Judge Richard A. Posner of the U.S. Circuit Court of Appeals for the 7th Circuit will receive the Justice Department’s John Sherman Award today for his lifetime contributions to the teaching and enforcement of antitrust law and the development of antitrust policy.

The award will be presented during a celebration in the department’s Great Hall.

“Judge Posner’s work has been critical to promoting a sounder understanding of antitrust law,” said Assistant Attorney General R. Hewitt Pate, who heads the department’s antitrust division. “The antitrust division and antitrust practitioners worldwide are tremendously grateful for the time and energy he has devoted to antitrust issues, including his valuable writings, thoughtful analyses and dedication to providing an intellectually rigorous foundation for antitrust enforcement.”
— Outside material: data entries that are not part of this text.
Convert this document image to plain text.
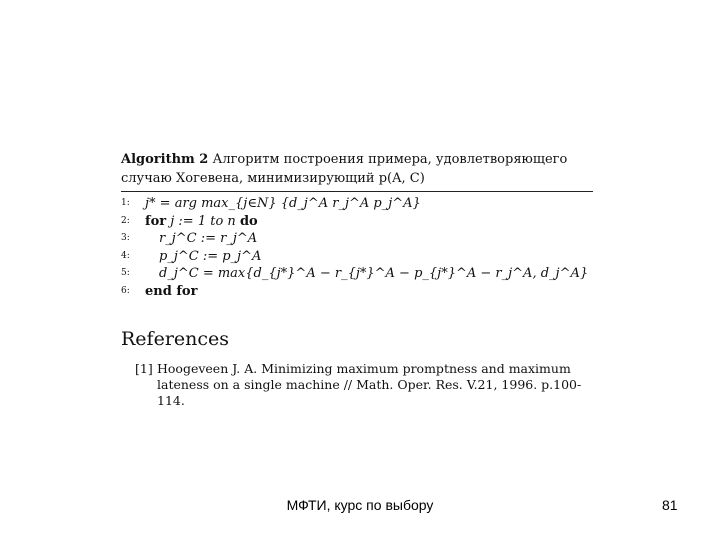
Algorithm 2 Алгоритм построения примера, удовлетворяющего случаю Хогевена, минимизирующий p(A, C)
1:	j* = arg max_{j∈N} {d_j^A r_j^A p_j^A}
2:	for j := 1 to n do
3:	r_j^C := r_j^A
4:	p_j^C := p_j^A
5:	d_j^C = max{d_{j*}^A − r_{j*}^A − p_{j*}^A − r_j^A, d_j^A}
6:	end for
References
[1] Hoogeveen J. A. Minimizing maximum promptness and maximum lateness on a single machine // Math. Oper. Res. V.21, 1996. p.100-114.
МФТИ, курс по выбору	81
The award, created in 1994, is presented by the antitrust division to a person or persons for their outstanding achievement in antitrust law, contributing to the protection of American consumers and to the preservation of economic liberty.
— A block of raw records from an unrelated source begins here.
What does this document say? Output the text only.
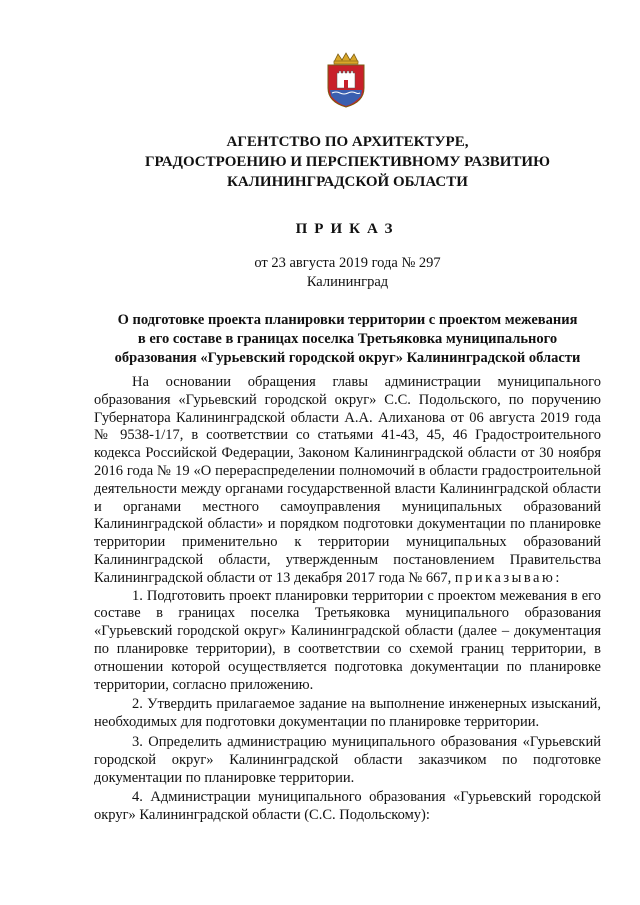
АГЕНТСТВО ПО АРХИТЕКТУРЕ,
ГРАДОСТРОЕНИЮ И ПЕРСПЕКТИВНОМУ РАЗВИТИЮ
КАЛИНИНГРАДСКОЙ ОБЛАСТИ
ПРИКАЗ
от 23 августа 2019 года № 297
Калининград
О подготовке проекта планировки территории с проектом межевания
в его составе в границах поселка Третьяковка муниципального
образования «Гурьевский городской округ» Калининградской области

На основании обращения главы администрации муниципального образования «Гурьевский городской округ» С.С. Подольского, по поручению Губернатора Калининградской области А.А. Алиханова от 06 августа 2019 года № 9538-1/17, в соответствии со статьями 41-43, 45, 46 Градостроительного кодекса Российской Федерации, Законом Калининградской области от 30 ноября 2016 года № 19 «О перераспределении полномочий в области градостроительной деятельности между органами государственной власти Калининградской области и органами местного самоуправления муниципальных образований Калининградской области» и порядком подготовки документации по планировке территории применительно к территории муниципальных образований Калининградской области, утвержденным постановлением Правительства Калининградской области от 13 декабря 2017 года № 667, приказываю:

1. Подготовить проект планировки территории с проектом межевания в его составе в границах поселка Третьяковка муниципального образования «Гурьевский городской округ» Калининградской области (далее – документация по планировке территории), в соответствии со схемой границ территории, в отношении которой осуществляется подготовка документации по планировке территории, согласно приложению.

2. Утвердить прилагаемое задание на выполнение инженерных изысканий, необходимых для подготовки документации по планировке территории.

3. Определить администрацию муниципального образования «Гурьевский городской округ» Калининградской области заказчиком по подготовке документации по планировке территории.

4. Администрации муниципального образования «Гурьевский городской округ» Калининградской области (С.С. Подольскому):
In 1959, Judge Posner graduated from Yale College, summa cum laude. He also graduated first in his class from Harvard Law School in 1962, and was president of the Harvard Law Review. For several years, Judge Posner worked in Washington, first as law clerk to Justice William J. Brennan Jr. and then in the Kennedy and Johnson administrations as an assistant at the Federal Trade Commission and to Solicitor General Thurgood Marshall.
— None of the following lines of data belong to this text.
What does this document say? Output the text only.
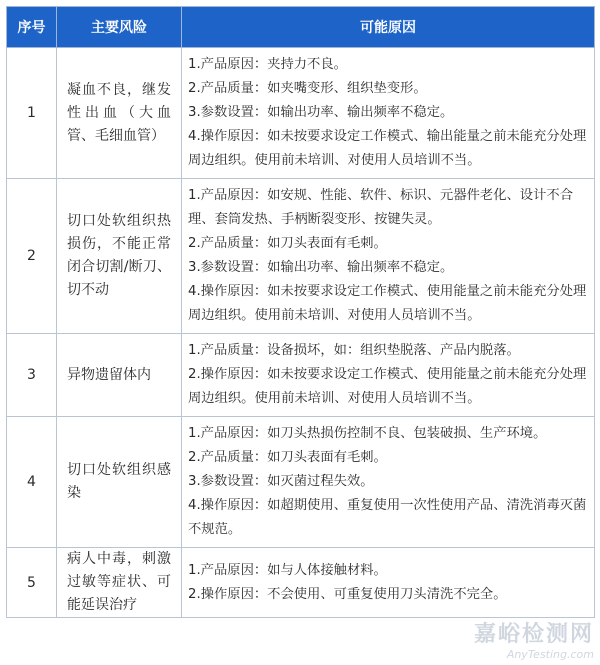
序号	主要风险	可能原因
1	凝血不良，继发性出血（大血管、毛细血管）	1.产品原因：夹持力不良。
2.产品质量：如夹嘴变形、组织垫变形。
3.参数设置：如输出功率、输出频率不稳定。
4.操作原因：如未按要求设定工作模式、输出能量之前未能充分处理周边组织。使用前未培训、对使用人员培训不当。

2	切口处软组织热损伤，不能正常闭合切割/断刀、切不动	1.产品原因：如安规、性能、软件、标识、元器件老化、设计不合理、套筒发热、手柄断裂变形、按键失灵。
2.产品质量：如刀头表面有毛刺。
3.参数设置：如输出功率、输出频率不稳定。
4.操作原因：如未按要求设定工作模式、使用能量之前未能充分处理周边组织。使用前未培训、对使用人员培训不当。

3	异物遗留体内	1.产品质量：设备损坏，如：组织垫脱落、产品内脱落。
2.操作原因：如未按要求设定工作模式、使用能量之前未能充分处理周边组织。使用前未培训、对使用人员培训不当。

4	切口处软组织感染	1.产品原因：如刀头热损伤控制不良、包装破损、生产环境。
2.产品质量：如刀头表面有毛刺。
3.参数设置：如灭菌过程失效。
4.操作原因：如超期使用、重复使用一次性使用产品、清洗消毒灭菌不规范。

5	病人中毒，刺激过敏等症状、可能延误治疗	1.产品原因：如与人体接触材料。
2.操作原因：不会使用、可重复使用刀头清洗不完全。
嘉峪检测网
AnyTesting.com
Judge Posner began teaching law in 1968 at Stanford as an associate professor and became law professor at the University of Chicago Law School in 1969, where he taught full time until his appointment to the 7th Circuit in Chicago in 1981. Throughout his career, Judge Posner has written a number of books on antitrust law.

The award is named for the author of the Sherman Act of 1890, the nation’s first and foremost antitrust law. John Sherman served as secretary of the Treasury from 1877 to 1881, and as secretary of state from 1897 to 1898.